Ana içeriğe atla

Oscar Rehberi 2013: Yönetmen

Önceki yazı: Sanatsal Kategoriler

En İyi Yönetmen



Birden fazla kez ödül alan ve ödülün iki kişiye birden verilmesi durumlarından ötürü en iyi yönetmen kategorisindeki Oscar ödülü geçtiğimiz 83 sene boyunca toplamda 85 tane heykelcik olmak üzere 65 farklı yönetmene verildi. 1’inci Akademi Ödülleri’nde drama ve komedi dallarında ayrı ayrı verilen yönetmen Oscar’ı, sonraki sene drama kategorisinin kapatılmasıyla o günden beri genelde drama filmlerine verilir oldu. 34’üncü ve 70’inci Oscar Törenleri’nde ise ödül, tek bir isimden ziyade yardımcı yönetmenlere de verildi.
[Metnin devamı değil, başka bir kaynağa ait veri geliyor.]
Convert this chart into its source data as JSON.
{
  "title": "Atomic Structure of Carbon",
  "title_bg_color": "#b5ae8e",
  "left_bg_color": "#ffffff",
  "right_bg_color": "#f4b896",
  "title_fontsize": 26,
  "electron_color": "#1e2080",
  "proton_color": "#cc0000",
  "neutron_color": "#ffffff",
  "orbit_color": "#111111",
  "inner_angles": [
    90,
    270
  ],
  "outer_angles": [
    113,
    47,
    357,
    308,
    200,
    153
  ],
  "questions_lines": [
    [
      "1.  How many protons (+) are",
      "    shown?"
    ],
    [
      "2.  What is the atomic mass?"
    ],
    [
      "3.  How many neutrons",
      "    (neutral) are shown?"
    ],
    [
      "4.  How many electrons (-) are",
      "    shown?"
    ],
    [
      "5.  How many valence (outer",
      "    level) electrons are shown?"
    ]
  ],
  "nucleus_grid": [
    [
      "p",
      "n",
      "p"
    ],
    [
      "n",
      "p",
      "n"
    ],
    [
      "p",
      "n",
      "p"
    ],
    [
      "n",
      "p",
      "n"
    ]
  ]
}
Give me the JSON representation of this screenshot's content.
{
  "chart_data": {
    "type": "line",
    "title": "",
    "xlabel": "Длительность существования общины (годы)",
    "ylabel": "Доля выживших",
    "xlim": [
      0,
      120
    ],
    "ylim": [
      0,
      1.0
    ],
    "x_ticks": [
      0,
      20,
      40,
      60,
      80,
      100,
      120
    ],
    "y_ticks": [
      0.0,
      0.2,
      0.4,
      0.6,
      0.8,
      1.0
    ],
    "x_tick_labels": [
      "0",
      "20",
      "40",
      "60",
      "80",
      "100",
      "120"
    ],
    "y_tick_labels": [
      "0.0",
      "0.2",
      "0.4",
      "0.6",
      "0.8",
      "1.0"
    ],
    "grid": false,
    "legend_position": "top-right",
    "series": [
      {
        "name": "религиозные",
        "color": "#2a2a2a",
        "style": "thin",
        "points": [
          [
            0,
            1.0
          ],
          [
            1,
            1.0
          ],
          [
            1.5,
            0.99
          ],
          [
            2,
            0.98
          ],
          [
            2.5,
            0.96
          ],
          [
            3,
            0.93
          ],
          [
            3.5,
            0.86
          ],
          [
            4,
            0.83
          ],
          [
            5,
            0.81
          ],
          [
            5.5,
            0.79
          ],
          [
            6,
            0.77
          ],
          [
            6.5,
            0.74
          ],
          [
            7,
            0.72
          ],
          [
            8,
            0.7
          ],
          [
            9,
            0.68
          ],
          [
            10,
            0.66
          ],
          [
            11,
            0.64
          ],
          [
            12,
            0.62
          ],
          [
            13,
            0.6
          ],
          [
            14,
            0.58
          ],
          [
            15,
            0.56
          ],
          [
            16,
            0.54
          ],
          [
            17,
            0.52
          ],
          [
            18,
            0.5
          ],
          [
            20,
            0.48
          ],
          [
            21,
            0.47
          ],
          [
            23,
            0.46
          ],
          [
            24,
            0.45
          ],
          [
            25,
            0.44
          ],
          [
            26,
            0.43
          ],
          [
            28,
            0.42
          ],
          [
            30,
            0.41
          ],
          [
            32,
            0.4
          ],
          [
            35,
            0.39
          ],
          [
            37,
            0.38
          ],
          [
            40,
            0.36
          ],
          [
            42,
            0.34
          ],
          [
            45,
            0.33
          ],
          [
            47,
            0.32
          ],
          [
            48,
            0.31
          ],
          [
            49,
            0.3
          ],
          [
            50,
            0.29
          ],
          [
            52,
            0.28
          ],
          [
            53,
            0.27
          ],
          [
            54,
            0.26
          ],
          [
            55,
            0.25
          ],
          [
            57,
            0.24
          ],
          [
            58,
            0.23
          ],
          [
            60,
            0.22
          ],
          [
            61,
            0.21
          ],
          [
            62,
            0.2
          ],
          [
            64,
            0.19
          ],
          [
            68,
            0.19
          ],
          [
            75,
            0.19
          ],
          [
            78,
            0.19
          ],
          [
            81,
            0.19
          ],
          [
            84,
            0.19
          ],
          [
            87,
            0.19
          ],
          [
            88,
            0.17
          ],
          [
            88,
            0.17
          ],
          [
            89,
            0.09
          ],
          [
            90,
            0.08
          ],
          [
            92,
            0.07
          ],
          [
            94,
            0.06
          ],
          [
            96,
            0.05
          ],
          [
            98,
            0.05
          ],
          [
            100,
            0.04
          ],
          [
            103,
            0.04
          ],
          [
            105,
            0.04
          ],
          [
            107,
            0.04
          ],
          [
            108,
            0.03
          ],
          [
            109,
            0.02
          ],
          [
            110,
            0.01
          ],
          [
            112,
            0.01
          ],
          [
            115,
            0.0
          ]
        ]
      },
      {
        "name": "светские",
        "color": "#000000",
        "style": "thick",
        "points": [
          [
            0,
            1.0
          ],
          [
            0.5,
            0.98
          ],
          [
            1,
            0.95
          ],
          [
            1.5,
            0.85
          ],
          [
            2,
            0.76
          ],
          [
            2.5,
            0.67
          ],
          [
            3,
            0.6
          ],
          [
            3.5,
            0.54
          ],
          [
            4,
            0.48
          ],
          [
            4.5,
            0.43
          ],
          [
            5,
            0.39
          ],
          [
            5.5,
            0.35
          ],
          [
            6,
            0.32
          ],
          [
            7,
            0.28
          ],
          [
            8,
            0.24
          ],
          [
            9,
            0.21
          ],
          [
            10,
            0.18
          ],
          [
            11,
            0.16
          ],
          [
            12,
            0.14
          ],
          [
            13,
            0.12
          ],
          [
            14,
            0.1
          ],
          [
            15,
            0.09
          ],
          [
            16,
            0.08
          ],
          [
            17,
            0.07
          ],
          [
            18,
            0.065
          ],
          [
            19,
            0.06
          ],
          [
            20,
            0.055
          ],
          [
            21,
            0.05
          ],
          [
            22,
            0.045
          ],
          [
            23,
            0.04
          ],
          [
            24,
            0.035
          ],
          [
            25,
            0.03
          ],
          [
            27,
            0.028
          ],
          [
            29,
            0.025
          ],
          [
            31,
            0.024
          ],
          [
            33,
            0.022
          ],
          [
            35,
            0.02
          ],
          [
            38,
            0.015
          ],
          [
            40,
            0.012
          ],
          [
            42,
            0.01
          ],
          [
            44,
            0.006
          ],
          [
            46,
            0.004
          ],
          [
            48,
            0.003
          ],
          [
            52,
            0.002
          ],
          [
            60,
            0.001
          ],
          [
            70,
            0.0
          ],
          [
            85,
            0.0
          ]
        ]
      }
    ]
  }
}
Aslında kategorinin isminin dilimize çevrildiği şekli yanlış zira ödülün adı “directing”, açıklaması ise “excellence in cinematic direction achievement.” Yani “en iyi yönetmen” değil, “en iyi yönetim” şeklinde çevrilmesi daha doğru oluyor. Bunun nasıl bir önemi var diyebilirsiniz. Hemen açıklık getirelim. Önceleri “best director” yani direkt çeviri ile en iyi yönetmen ödülünü veren Akademi, bu ismin getirdiği açıklıkla bir yönetmeni o sene içinde yaptığı tüm filmlerle değerlendiriyordu. Bunun gibi çeşitli kafa karışıklıklarını gidermek istedikleri için koydukları yeni kurallar çerçevesinde bir yönetmenin adaylığını tek bir filmle sınırlandıran düzenlemeyi kabul ettiler. Fakat bu yine de başarılı yönetmenlere etki etmedi. Yine yakın zamandan örnek vermemiz gerekirse 2001 yılında hem Traffic hem de Erin Brockovich ile aday olan Steven Soderbergh, kategorideki 5 boş yerden ikisine birden oturmayı başarmıştı. Aslında bu kendisi bir dezavantaj olarak da görülebilirdi çünkü oyların bölünme ihtimali vardı. Fakat sonuç ne oldu? Soderbergh, Traffic filmindeki yönetmenlik başarısı sonucu Oscar’ı kucakladı!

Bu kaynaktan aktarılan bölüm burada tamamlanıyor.